Belieu: I’m wondering what rhymes with Colicchio…ah, radicchio. That’ll work.
Rumpus: I like it. Sharp-knived tongue, that guy. Okay… off to your notebook or laptop, Belieu!
Belieu: Wish me Godspeed. Here I go…
The Most Beautiful Woman In The World Has a Scar
that proceeds
from elbow
to shoulder
like the
mountain rail
climbing to
the Mer de Glace,
where a train
unheimlichs along
the track, with
passengers
drawn to
blithering
heights. Fairly
significant
minds have died
falling
to the floor
of her
unsustainable
forest while
staring down
from the caboose.
Winded by
such sublimity,
the passengers
slide from her
side which is
golden as
the very least
penetrable ode.
The Most
Beautiful
Woman
In The World
is the death
sport capital of
herself,
a hard-to-
reach Alpine
resort, where
men pony up
to put on
wingsuits,
adjust their
junk, and
leap into
the mirrored
crevice of just
exactly what
we never
can imagine.
Rumpus: What’s up with your reading comprehension? Ahem: “1. Write a 12-16 line free verse poem…”
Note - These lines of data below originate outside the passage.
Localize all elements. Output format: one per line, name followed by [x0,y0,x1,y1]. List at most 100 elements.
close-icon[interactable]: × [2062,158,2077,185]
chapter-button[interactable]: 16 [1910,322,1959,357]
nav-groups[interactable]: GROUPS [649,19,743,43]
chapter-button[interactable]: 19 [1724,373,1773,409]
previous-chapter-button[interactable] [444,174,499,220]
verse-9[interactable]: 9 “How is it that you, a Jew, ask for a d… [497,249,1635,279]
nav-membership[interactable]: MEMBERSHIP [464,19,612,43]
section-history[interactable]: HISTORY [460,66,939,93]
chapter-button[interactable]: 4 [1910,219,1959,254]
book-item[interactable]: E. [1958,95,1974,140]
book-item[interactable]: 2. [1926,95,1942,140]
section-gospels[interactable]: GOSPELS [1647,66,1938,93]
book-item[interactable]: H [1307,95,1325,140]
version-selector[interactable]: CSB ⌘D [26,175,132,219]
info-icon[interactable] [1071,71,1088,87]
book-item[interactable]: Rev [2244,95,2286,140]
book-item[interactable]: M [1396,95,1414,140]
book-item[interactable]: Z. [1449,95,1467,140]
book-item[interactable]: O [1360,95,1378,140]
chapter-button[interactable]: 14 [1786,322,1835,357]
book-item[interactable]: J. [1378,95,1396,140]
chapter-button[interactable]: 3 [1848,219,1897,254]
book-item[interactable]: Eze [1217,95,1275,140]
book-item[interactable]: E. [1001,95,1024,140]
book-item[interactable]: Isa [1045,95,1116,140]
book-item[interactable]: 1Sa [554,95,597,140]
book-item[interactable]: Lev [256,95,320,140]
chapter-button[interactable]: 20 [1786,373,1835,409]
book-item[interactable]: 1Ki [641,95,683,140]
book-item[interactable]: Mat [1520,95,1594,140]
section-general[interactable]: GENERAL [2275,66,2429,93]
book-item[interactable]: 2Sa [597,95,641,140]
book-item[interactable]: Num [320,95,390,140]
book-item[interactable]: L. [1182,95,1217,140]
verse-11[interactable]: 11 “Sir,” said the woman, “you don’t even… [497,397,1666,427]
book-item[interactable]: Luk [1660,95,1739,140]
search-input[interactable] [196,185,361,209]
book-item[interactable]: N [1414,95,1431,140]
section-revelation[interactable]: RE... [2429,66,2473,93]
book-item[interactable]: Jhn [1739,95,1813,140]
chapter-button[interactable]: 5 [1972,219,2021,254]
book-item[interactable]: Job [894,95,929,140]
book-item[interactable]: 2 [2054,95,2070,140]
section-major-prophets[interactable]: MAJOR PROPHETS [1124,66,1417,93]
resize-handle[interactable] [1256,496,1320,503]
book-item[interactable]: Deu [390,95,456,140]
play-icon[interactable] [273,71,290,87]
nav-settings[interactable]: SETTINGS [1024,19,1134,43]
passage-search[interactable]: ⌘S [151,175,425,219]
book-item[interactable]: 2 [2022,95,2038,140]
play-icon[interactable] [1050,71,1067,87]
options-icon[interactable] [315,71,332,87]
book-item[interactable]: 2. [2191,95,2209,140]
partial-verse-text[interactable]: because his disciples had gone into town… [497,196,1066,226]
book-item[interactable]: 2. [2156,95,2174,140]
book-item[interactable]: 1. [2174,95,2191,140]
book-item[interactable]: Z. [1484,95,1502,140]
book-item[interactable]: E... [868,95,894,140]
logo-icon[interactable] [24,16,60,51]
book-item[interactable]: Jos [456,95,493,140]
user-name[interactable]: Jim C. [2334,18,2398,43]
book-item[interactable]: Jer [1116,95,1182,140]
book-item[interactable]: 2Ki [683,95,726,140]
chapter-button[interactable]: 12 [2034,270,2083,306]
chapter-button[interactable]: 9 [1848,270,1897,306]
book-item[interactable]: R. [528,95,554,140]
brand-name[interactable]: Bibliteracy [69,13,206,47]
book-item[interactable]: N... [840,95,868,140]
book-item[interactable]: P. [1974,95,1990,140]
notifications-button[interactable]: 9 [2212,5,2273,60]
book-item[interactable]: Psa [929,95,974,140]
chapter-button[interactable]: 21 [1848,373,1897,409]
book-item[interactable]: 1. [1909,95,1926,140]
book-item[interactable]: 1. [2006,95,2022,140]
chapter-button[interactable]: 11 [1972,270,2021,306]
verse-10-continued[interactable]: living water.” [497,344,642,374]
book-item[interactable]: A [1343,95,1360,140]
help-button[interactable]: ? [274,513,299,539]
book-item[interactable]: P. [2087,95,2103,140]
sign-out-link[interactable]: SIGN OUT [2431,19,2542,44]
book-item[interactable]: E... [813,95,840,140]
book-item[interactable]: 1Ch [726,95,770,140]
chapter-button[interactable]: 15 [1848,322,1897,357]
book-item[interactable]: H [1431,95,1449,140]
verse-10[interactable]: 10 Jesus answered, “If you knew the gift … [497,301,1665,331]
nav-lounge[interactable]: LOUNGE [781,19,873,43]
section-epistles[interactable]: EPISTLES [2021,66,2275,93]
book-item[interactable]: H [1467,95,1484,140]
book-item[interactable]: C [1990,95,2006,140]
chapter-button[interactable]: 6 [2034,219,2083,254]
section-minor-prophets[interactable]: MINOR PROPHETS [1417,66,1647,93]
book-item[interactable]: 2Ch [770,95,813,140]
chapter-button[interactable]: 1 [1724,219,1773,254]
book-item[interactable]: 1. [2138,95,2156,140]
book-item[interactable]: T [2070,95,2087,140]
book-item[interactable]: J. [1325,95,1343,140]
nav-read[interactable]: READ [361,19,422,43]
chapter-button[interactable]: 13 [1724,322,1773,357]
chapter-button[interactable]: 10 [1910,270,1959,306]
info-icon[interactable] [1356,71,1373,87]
Belieu: Well, I had it in 16 lines, but the lineation is better this way. My poems will not be contained by your puny mortal rules.
Rumpus: Gotcha. Otherwise this is masterful, especially as it drives toward the end. Certainly you’ve greased your famously laborious writing method with some sort of Schedule II drug. Fess up so I can get myself a bottle of the stuff.
Belieu: Ha! Famously laborious, am I? Thank you. But honestly, I love being given poetry assignments. Having someone else sort out at least a few of the necessary boundaries feels a relief to me.
Rumpus: Are you often inspired by sadistic assignments such as mine? Because if you are, I can give you another one…
Belieu: I think that’s something we should probably discuss off camera, Tiger.
Rumpus: Is it getting warm in here?
Belieu: That can be our safe phrase.
Rumpus: Thank you for enduring all this nonsense. Anything you want to say to our audience before we wrap?
Belieu: Just that I appreciate your kind attention. It was a pleasure to be silly with you.
Rumpus: Well, our Nielsen rating has fallen below crap like this, so we’re grateful for your time. We’ve got to keep The Rumpus execs off our necks!